06h41 : retrouvailles silencieuses à bord du Troyes-Paris

Xavier S. Thomann - 25.03.2014

Livre - Train - Troyes - Rupture


Le train de 06h41, départ Troyes, arrivée Paris. Le lieu du dernier roman de Jean-Philippe Blondel qui sort ces jours-ci en poche, chez Pocket. Pour la plupart des passagers, le voyage est synonyme de retour au travail après un week-end en province. Cécile, quarante-sept ans, y prend place pour rentrer à Paris après quelques jours pénibles chez ses parents. Philippe se rend à la capitale pour être auprès de son meilleur ami, gravement malade.

 

Cécile et Philippe se connaissent, mais ne se sont pas vus depuis vingt-sept ans et leur rupture, particulièrement brutale. Le hasard les place l'un à côté de l'autre dans la voiture. « J'aurais pu prendre le 07h50 – ou même le 08h53 », se dit Cécile. Vont-ils se parler ? Comment vont-ils renouer les liens ? Qui fera le premier pas ? 

 

De ce pitch digne d'une bonne comédie romantique américaine (ou français d'ailleurs, on peut songer au récent Amour et Turbulences), Jean-Philippe Blondel tire un récit qui se veut réaliste, sur la vie et ses déceptions, grandes ou petites. Alors que le train s'ébranle, les deux protagonistes n'ont pas encore échangé un seul mot. 

 

Philippe a honte de son comportement, même plus d'un quart de siècle après les faits. En amour, il n'y a pas prescription, semblerait-il. Cécile ne sait pas comment aborder la situation. Lui parler serait lui pardonner, or elle a bien du mal. Ils tentent d'observer l'autre discrètement, histoire de mesurer le passage du temps. 

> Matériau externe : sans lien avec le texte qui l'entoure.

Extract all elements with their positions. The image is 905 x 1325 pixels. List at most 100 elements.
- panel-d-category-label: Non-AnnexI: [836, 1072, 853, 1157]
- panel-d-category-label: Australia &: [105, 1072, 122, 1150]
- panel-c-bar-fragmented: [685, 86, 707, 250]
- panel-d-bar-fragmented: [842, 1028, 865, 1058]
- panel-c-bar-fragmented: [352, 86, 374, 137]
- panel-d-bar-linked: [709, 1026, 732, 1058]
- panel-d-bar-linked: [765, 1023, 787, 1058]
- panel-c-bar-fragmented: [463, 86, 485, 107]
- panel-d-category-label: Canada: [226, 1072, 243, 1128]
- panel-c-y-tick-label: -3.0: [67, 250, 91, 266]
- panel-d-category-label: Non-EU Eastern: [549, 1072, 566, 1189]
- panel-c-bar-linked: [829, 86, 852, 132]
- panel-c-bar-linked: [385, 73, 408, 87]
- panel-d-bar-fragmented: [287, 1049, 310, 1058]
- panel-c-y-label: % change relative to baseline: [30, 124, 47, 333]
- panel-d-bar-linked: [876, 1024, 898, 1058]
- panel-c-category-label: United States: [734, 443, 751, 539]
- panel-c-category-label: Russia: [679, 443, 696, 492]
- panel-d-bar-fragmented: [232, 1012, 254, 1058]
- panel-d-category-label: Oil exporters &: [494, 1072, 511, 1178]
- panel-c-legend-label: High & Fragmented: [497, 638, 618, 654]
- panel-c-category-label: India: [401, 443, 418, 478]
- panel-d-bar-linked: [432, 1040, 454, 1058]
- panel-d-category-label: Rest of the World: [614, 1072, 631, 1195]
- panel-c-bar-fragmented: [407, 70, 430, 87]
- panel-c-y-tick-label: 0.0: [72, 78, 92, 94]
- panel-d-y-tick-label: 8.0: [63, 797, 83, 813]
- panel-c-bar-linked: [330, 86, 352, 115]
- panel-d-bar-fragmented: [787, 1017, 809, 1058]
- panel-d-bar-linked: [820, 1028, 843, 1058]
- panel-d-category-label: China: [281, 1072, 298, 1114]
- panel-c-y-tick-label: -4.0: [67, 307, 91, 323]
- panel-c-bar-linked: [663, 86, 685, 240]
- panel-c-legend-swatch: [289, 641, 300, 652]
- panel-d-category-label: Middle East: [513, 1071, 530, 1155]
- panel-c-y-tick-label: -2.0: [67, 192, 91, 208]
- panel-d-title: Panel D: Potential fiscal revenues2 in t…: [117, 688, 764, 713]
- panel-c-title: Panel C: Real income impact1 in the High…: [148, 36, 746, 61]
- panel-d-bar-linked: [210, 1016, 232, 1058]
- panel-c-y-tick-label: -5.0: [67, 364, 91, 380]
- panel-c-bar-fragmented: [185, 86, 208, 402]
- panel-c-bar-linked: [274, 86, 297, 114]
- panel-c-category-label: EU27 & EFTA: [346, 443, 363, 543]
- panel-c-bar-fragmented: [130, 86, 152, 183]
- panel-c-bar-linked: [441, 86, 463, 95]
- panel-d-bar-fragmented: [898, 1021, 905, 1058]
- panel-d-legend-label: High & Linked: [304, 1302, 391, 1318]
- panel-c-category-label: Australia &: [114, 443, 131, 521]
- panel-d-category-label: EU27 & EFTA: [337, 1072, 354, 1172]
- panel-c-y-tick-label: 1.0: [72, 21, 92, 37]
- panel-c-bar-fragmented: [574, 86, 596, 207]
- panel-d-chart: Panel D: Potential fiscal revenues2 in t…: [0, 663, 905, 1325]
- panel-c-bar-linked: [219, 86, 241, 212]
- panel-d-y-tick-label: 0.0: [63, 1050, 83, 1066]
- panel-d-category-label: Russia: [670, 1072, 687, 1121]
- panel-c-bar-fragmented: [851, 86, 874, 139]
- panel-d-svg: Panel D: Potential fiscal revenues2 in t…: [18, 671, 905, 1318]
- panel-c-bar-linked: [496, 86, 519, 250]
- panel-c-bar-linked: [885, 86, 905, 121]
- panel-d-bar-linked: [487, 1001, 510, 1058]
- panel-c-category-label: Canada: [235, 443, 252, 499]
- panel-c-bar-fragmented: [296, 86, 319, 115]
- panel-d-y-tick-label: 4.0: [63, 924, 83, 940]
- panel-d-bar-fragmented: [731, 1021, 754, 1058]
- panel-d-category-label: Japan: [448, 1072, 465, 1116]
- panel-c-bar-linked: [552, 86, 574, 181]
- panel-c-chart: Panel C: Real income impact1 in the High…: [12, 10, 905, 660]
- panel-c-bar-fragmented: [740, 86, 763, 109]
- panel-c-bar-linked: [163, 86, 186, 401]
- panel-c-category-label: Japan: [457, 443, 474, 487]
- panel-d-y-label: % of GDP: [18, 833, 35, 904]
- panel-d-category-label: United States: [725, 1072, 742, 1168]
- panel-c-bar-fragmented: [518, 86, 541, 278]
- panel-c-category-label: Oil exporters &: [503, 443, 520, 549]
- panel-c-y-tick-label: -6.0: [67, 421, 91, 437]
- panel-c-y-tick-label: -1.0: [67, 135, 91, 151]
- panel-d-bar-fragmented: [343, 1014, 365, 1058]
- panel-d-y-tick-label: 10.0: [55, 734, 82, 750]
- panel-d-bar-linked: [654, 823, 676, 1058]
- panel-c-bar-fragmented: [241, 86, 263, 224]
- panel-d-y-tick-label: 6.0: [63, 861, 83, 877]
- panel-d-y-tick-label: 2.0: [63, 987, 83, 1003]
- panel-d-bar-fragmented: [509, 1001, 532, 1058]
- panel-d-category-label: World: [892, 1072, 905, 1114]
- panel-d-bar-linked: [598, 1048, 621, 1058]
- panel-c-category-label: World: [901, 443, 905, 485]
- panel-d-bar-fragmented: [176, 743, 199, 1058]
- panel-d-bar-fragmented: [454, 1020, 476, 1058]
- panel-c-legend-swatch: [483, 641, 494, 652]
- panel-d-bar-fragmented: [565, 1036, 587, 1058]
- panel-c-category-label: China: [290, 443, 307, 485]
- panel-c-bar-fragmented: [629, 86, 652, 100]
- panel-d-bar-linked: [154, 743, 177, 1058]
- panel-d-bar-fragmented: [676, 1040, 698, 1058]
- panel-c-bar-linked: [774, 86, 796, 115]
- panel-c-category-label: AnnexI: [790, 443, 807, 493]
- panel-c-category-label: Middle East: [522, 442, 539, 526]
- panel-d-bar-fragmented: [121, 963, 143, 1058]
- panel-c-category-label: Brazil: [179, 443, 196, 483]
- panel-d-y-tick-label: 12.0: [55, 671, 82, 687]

S'installe alors pour une grande partie du voyage un double monologue intérieur. On passe de l'un à l'autre, des réussites professionnelles de Cécile aux déboires sentimentaux de Philippe. Le romancier scrute ses personnages. Chacun ressasse le passé, porte un regard lucide et désabusé sur sa vie. Ce qui fait dire à Cécile : « Pourquoi est-ce que je m'englue dans le passé, alors que je devrais aller de l'avant, courir dans l'allégresse, avoir envie de la suite ? » 

 

Forcément, les regrets eux aussi refont surface. « Nous ne savions pas que nous aurions pu faire un amalgame réussi, un de ces couples qui se comprennent intimement et se jettent des regards entendus quand quelqu'un d'autre pérore»

 

06h41 est un huis clos ferroviaire bien mené et pertinent malgré quelques passages un peu convenus. Le lecteur n'est pas forcément surpris par ces deux personnages, mais leurs doutes et leurs états d'âme sont retranscrits avec efficacité et l'on se laisse facilement entraîner.